For the foregoing reasons, we hold that petitioner recognized income when it acquired property from its members in exchange for the issuance of T.U.'s. Correspondingly, the cancellation of T.U.'s on the sale of property by petitioner to its members (other than as payment of commissions) is an offset against income.

3. Petitioner's Underpayment of Tax Did Not Result From Its Negligent Omission of Income.

Section 6653(a) provides for an addition to tax if any part of an underpayment is due to negligence or intentional disregard of rules and regulations. Negligence is defined as a lack of due care or failure to do what a reasonable and ordinarily prudent person would do under the circumstances. Neely v. Commissioner [Dec. 42,540], 85 T.C. 934, 947 (1985); Zmuda v. Commissioner [84-1 USTC ╤ 9442], 731 F.2d 1417 (9th Cir. 1984), affg. [Dec. 39,468] 79 T.C. 714 (1982).

Respondent's determination of a taxpayer's negligence or intentional disregard of rules and regulations is prima facie correct, and the taxpayer bears the burden of proving that he acted reasonably, prudently, and with due care in preparing and filing his Federal income tax returns. Bixby v. Commissioner [Dec. 31,493], 58 T.C. 757, 791-792 (1972); McAlister v.

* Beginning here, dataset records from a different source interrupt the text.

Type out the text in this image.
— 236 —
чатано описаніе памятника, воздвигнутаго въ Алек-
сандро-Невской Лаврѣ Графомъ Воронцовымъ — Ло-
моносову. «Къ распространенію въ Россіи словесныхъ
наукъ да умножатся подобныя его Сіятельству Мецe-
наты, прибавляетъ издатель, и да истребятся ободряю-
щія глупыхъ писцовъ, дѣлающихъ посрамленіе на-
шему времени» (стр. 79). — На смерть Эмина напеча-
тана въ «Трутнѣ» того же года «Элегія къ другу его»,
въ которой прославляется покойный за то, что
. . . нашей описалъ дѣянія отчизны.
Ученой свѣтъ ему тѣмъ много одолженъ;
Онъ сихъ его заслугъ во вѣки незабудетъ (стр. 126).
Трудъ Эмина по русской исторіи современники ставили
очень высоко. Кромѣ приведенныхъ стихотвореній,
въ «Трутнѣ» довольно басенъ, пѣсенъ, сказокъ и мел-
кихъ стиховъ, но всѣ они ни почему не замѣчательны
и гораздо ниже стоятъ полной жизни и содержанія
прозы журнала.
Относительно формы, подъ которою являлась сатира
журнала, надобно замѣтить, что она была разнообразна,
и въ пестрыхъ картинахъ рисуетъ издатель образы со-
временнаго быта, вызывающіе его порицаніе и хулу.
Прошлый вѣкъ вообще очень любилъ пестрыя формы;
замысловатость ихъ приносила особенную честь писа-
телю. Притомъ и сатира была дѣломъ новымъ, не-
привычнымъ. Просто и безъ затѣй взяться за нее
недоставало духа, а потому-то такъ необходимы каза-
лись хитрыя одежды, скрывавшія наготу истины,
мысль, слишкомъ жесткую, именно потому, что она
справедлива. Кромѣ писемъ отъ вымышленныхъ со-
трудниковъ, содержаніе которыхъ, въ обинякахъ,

Commissioner [Dec. 45,627(M)], T.C. Memo. 1989-177.

The addition to tax for negligence will not be imposed where the failure to report income was due to substantial questions of law and fact on which there can be an honest difference of opinion. Dillin v. Commissioner [Dec. 30,771], 56 T.C. 228, 248 (1971); Lemery v. Commissioner [Dec. 30,003], 54 T.C. 480, 490 (1970); Marcello v. Commissioner [Dec. 27,043], 43 T.C. 168, 182 (1964), affd. in part and remanded in part [67-2 USTC ╤ 9516] 380 F.2d 499 (5th Cir. 1967).

Petitioner has consistently argued that there was no underpayment of tax because there was no taxable event. At all times petitioner has acted under a good faith belief that there was no taxable gain to petitioner upon its taking possession of members' property to be subsequently transferred to another member. However, we have found that petitioner's accession to wealth in the guise of property and services was a taxable event generating taxable income in an amount equal to the fair market value of those goods and services.

In the alternative, petitioner claims that if we hold that it realized taxable income upon taking possession of members property, no part of such underpayment was due to negligence or intentional disregard of the rules and regulations because the deficiency was due to a mistake of unsettled law on which there can be an honest difference of opinion. Wiggins v. Commissioner [Dec. 45,629], 92 T.C. 869, 873 (1989); Marcello v. Commissioner, supra; Wofford v. Commissioner [Dec. 14,855], 5 T.C. 1152 (1945); Ross v. Commissioner [Dec. 21,511(M)], T.C. Memo. 1956-5.

Respondent maintains that petitioner is liable for the negligence addition because the income from each exchange of property for T.U.'s as an accession to its wealth was "obvious," and petitioner reported none of it on its returns for the years at issue. Instead, petitioner reflected the value of the property on Schedule L as a debt arising from a mortgage, note, or bond payable in less than one year. There were no mortgages, notes, or bonds executed and the number of T.U.'s recorded on Schedule L as a debt actually reflects the value of assets received by petitioner with no corresponding obligation to pay for those assets in money or money's worth.

Upon consideration of all of the facts and circumstances, we conclude that petitioner's failure to include in income the fair market value of property it received in exchange for T.U.'s was not negligent.

To reflect the foregoing,

Decision will be entered under Rule 155.